The space at Tone is truly spectacular, and I feel incredibly honoured to be teaching there. The teachers and community have been warm, welcoming, and supportive. One unexpected gift has been finding myself back on my own mat as a student. After a busy season of teaching and life, I have been attending classes regularly again, and it has reminded me how valuable it is to be guided, challenged, and inspired by others.
This month, I would like to bring that spirit of balance into our classes.
For the first three weeks of June, we will work progressively toward a peak pose. Rather than rushing to achieve a shape, we will spend time building the strength, mobility, confidence, and body awareness needed to explore it safely and mindfully. Each week will build upon the last, allowing us to appreciate the journey as much as the destination.

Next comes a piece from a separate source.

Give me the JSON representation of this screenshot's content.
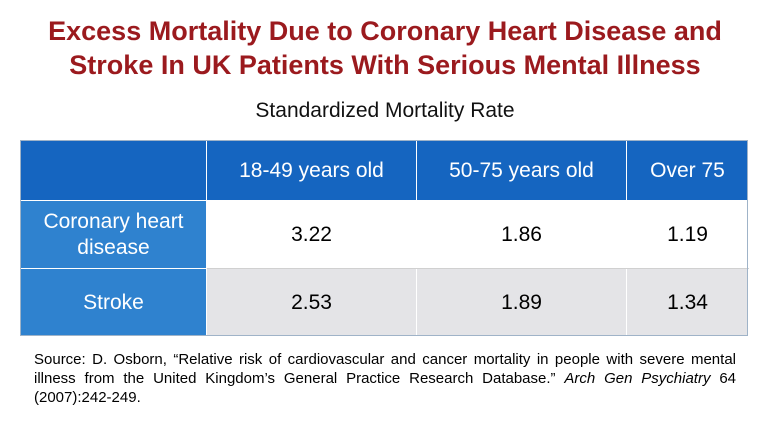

Then, during the fourth week, we will do something equally important.
We will rest.
Our final class of the month will be a restorative practice designed to help the nervous system settle, the body recover, and the mind soften. In a culture that often celebrates doing more, restorative yoga invites us to experience the power of doing less.
Judith Hanson Lasater, one of the pioneers of restorative yoga, reminds us that "Everything is better when you are rested." When we are tired, stressed, or depleted, our perspective narrows. When we are rested, we are more patient, more resilient, more compassionate, and more able to meet life's challenges with clarity and grace.
Restorative yoga is not about stretching deeper or working harder. It is an intentional practice of supported rest that allows the body and mind to shift out of stress mode and into a state of healing and recovery. Research continues to show the importance of rest for our physical health, emotional well-being, and nervous system regulation, but yoga has understood this wisdom for centuries.
As we move through June together, my hope is that we can explore both sides of the practice: effort and ease, challenge and surrender, movement and stillness.
Because growth doesn't only happen when we push forward.
Sometimes growth happens when we pause long enough to receive it.
I look forward to sharing this journey with you.